The four chaplains who died aboard the USS Dorchester, known as the Immortal Chaplains, were Goode, a graduate of Eastern High School who never got the chance to return to the Washington Hebrew Congregation; George Fox, who was Methodist; Clark V. Poling, of the Reformed Church in America; and John P. Washington, a Catholic.

Maj. Gen. Cecil Richardson said those who serve as military chaplains are much more than clergy in military uniforms. “They lived the life of warriors,” he said.

Jewish leaders who spoke fought back tears. Members of the West Point Jewish cadet choir sang in Hebrew and English. “This was a very special day for the country and my family,” said Paul Fried, Goode’s son-in-law.

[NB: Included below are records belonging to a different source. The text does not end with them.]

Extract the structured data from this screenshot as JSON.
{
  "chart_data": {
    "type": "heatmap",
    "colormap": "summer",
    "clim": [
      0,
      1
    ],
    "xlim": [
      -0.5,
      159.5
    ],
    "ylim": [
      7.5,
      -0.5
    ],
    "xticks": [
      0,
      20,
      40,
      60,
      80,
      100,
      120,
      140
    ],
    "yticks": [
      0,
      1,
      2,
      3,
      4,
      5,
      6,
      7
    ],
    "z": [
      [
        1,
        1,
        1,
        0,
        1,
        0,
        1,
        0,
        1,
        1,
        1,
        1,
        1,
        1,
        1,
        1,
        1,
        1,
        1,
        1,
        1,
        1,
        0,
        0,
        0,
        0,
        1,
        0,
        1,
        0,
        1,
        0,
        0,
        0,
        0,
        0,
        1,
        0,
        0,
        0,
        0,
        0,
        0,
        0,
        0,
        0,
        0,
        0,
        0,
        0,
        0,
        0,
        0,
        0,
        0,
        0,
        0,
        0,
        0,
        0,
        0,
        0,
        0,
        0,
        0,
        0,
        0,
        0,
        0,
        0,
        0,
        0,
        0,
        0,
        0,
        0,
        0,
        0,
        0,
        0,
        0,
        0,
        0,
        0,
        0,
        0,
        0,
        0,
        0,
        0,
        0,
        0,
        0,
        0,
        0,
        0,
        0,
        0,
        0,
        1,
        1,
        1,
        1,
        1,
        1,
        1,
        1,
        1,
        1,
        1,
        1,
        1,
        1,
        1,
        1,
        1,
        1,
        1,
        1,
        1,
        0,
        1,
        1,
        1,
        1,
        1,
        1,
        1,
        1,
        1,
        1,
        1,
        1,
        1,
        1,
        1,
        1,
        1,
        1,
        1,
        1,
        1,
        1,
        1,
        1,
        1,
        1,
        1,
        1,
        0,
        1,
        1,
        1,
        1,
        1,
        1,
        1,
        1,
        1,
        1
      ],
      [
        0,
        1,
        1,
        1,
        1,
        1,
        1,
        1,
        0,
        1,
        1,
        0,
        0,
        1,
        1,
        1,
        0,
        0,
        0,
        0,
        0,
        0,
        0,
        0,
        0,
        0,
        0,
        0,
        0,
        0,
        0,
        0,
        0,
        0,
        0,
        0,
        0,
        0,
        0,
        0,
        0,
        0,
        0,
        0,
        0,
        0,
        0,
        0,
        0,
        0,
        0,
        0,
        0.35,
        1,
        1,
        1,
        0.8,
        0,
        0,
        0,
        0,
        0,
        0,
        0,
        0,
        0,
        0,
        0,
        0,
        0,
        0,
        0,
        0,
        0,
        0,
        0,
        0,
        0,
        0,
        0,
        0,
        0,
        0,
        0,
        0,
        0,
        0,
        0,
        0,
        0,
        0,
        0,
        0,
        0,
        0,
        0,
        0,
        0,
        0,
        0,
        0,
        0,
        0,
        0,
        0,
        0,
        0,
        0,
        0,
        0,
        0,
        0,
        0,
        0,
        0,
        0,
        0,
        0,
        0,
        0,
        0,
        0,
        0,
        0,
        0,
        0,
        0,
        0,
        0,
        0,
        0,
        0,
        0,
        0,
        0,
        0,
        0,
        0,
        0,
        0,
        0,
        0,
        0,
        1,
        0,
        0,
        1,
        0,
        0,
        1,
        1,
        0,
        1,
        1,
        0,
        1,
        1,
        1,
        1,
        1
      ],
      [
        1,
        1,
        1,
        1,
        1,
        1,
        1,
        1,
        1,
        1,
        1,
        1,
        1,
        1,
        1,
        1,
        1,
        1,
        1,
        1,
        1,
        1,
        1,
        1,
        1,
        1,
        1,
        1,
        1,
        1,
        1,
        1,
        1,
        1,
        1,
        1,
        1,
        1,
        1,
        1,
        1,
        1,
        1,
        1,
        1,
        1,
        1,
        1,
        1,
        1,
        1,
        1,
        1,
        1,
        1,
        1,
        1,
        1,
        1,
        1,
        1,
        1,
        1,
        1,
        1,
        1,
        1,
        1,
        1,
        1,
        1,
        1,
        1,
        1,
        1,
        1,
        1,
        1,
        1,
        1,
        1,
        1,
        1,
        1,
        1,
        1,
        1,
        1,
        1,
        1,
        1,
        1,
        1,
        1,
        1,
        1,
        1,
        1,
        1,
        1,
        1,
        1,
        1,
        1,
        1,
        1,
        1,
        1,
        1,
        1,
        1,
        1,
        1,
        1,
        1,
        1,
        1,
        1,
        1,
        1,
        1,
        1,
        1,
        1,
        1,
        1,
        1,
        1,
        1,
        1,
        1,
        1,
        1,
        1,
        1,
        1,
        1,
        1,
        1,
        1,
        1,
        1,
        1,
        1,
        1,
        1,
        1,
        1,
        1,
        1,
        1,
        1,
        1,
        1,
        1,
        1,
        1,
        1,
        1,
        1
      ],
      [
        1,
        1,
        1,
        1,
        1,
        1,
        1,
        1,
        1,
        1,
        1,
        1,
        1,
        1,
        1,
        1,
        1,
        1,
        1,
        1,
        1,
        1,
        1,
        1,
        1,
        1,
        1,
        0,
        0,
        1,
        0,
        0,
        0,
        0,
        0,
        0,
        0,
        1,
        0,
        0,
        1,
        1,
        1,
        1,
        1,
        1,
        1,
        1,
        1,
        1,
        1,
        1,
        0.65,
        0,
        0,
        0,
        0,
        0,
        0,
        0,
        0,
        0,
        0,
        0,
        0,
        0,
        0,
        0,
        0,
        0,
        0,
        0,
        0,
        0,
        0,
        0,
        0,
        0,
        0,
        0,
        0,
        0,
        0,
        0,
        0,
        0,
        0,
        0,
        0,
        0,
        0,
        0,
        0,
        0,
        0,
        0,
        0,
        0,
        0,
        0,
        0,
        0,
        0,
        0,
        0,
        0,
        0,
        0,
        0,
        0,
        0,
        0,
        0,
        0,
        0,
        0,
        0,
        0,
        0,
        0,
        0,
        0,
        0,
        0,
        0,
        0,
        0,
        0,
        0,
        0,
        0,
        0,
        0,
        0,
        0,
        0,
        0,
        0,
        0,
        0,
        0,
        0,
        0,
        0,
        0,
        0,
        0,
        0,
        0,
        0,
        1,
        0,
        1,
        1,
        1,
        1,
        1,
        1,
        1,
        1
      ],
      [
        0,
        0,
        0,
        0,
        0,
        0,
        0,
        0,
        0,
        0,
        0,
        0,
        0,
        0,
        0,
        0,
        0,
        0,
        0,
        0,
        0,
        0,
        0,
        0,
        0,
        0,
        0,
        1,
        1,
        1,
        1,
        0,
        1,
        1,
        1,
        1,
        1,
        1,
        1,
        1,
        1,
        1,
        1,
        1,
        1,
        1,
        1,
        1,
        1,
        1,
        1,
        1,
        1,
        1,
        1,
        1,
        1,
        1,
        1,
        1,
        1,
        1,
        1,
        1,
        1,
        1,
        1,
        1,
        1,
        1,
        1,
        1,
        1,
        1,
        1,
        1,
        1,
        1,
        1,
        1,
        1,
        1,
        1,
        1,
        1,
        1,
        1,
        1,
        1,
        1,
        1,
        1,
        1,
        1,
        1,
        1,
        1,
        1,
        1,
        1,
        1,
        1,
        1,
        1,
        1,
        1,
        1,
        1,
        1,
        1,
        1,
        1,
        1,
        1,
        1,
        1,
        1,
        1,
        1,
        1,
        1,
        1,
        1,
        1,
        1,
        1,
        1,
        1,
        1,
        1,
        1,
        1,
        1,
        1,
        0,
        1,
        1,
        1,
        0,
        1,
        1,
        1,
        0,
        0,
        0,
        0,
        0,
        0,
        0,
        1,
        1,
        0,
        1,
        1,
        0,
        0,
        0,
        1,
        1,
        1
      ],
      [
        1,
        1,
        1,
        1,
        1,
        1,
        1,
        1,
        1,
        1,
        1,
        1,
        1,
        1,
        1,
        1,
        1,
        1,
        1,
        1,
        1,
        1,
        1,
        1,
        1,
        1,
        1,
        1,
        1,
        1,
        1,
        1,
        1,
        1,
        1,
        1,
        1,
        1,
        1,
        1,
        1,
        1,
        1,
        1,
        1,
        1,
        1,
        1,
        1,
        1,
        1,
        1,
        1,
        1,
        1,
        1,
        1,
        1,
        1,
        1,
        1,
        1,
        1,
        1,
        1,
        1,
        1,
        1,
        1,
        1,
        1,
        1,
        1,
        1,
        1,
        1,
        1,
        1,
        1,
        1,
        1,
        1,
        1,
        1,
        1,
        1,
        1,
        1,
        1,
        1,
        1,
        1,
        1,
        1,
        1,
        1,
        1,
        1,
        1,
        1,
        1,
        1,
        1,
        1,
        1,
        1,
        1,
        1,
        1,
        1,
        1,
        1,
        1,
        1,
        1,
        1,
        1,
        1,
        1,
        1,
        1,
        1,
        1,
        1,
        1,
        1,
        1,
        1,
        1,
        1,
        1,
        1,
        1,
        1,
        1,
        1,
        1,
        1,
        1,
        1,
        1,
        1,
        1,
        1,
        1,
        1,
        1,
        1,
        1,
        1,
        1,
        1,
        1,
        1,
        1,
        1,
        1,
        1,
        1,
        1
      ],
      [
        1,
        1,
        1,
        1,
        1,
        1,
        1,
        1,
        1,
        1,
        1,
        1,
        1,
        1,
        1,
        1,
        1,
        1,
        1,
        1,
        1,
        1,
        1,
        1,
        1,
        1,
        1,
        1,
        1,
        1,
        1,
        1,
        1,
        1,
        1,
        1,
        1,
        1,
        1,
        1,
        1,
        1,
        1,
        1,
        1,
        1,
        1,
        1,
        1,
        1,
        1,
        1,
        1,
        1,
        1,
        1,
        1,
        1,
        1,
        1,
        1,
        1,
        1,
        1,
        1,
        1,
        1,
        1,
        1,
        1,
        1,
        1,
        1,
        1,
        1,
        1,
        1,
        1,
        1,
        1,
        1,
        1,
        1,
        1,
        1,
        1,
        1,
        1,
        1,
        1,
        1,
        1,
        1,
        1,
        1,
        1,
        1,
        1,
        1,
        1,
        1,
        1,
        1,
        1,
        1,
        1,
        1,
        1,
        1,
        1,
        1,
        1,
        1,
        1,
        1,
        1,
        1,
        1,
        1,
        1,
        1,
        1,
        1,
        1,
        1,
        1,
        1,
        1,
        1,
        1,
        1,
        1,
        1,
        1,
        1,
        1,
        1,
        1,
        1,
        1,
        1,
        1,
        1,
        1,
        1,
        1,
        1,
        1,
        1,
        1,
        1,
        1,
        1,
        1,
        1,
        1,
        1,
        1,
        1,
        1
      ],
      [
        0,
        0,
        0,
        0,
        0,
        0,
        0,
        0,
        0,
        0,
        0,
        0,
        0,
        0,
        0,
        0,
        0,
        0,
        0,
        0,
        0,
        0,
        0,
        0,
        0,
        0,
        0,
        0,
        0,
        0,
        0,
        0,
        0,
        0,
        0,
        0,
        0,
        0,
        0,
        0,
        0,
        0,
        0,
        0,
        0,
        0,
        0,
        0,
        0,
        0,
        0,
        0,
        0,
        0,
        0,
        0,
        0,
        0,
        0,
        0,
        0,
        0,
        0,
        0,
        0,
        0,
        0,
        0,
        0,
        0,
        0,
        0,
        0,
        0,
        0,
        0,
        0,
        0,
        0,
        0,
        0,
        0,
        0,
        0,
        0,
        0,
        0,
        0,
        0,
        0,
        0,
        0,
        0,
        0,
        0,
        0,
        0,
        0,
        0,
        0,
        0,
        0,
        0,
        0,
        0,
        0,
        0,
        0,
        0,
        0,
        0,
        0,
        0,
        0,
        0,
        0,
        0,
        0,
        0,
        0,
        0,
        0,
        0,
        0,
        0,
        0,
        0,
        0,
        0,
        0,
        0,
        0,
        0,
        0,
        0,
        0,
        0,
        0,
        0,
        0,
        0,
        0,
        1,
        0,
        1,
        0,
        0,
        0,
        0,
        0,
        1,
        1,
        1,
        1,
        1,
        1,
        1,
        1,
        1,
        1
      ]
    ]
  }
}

The 13 other rabbis who have died in uniform are: Nachman S. Arnoff, in an Army truck accident in 1946 at Camp Kilmer, N.J.; Meir Engel, of heart disease in 1964 in a Saigon hospital; Frank Goldberg, in a Jeep accident in 1946 in Austria; Henry Goody, after being hit by a streetcar at 14th and Upshur streets NW in 1943; Joseph I. Hoenig, of cerebral hemorrhage in 1966; Samuel Hurwitz, in 1943 in a military hospital in Temple, Tex.; Herman L. Rosen, who drowned just before reporting to chaplain school; Samuel Rosen, in a plane crash in 1955; Solomon Rosen, in 1948 after his plane exploded over Oklahoma; Morton Singer, in a plane crash in 1968; David Sobel, in an accident in Thailand in 1974; Irving Tepper, in action in France in 1945; and Louis Werfel, in 1943 after his plane crashed in the North Algerian mountains.